A pausable parser that consumes template text and provides annotations that make clear the structure of the strings produced by the template.
Network messages sent by web applications are often composed from untrustworthy inputs leading to security vulnerabilities like XSS, SQL Injection, Shell injection, etc.
Tools like HTML template languages would benefit from an understanding of the structure of the messages they produce.
For example, it is obvious to a human reader that the HTML template
<p>{$text}</p>
is meant to specify a paragraph tag containing text specified by the expression
$text
.
This is not necessarily the case, for example when $text
is
<script>alert(1337)</script>
and, because of the way languages nest, can execute attacker-specified code with the permissions of the server's origin.
Template languages can make explicit the structure of the code (e.g. XHP) and take steps to ensure that the author's apparent intent is preserved even in the face of inputs controlled by an attacker.
This complicates the template language, ties it to a particular output language, and makes it difficult to port common template patterns like
# main.template
{import header}
<p>{$text</p>
{import footer}
# header.template
<html><head>...</head><body>
# footer.template
</body></html>
where an element crosses compilation units.
This library fills this gap by providing
- a grammar-based approach to describing network message languages
- operators for handling language nesting
- a parser that can be paused at a hole in the input
- a way to parse states can be forked and joined based on a template's control-flow
- a way to represent the parse of an unbalanced portion of an input
This could prove of value to
- Auto-escaping template languages.
- Linters that identify common errors in templates.
- Automated refactoring.
For an HTML template:
Hello, <a href="{$world}">World</a>!
The parser might get two chunks of input:
Hello, <a href="
">World</a>!
and provide an annotated output like
- String:
"Hello, "
- Tag:
- String:
"<a "
- Attribute
- String:
"href=\""
- Embedded URL
- Template Hole
- String:
"\""
- String:
- String:
">"
- String:
- String:
"World"
- Tag:
- String:
"</a>"
- String:
- String:
"!"
This structure provides enough information to decide how to safely
escape {$world}
to preserve template author intent and security even
if the result of $world
is controlled by an attacker.
The parser is pausable meaning it does not require the entire input. Parses can be forked and joined to allow static analysis of templates.
Parses can be forked and joined. When a template branches, for example due to an if or sub-template call, the parse state can be forked and each alternative followed. Once all alternatives have been analyzed, their end states can be joined on the other side of the branching construct.
The parser is analytic meaning it does not simultaneously follow all paths through the grammar. Instead, branches are tried in-order and the first-passing branch is the one handled.
This makes it less suitable for parsing ambiguous natural-languages but makes it easier to handle programming languages and to write a grammar that puts dangerous special-cases first.
The parser is side-effect free.

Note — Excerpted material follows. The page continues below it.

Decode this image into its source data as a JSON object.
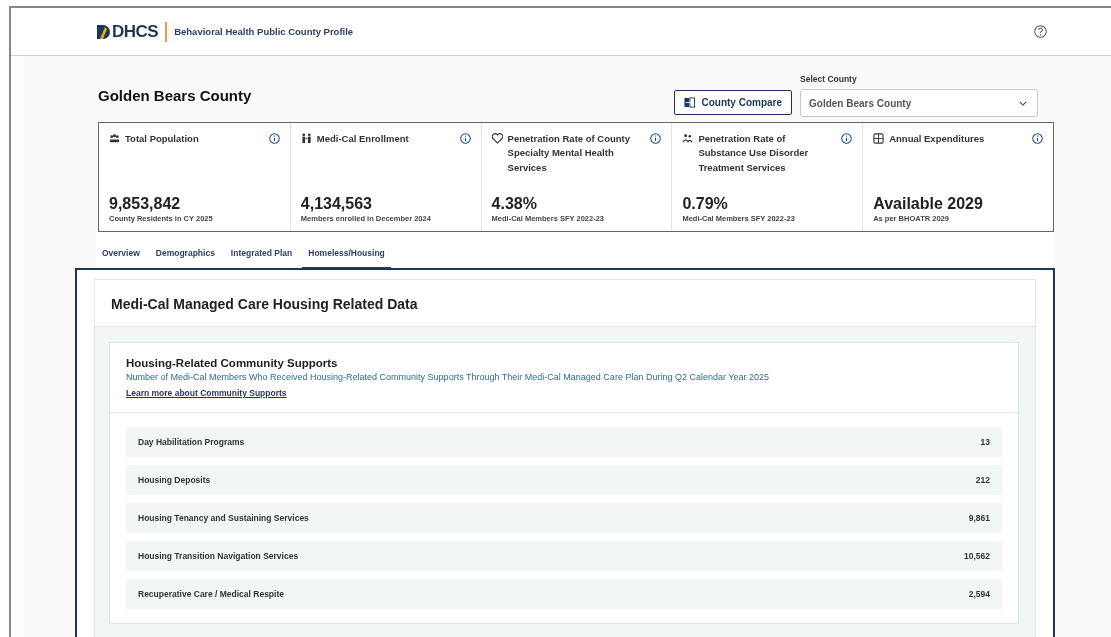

It produces an output stream that can be replayed after a consistent end state is reached to achieve the desired side-effects.
The parser is based on combinators but not in the traditional way. Each step in a parse maps more closely to a function call, function exit, consume of an input character, or append to an output buffer so mirrors the way a recursive-descent parser operates in practice.
Since the parser is combinator based, it can handle features like lookahead, and scoped variables that make it much easier to handle schema-based languages without exploding the grammar.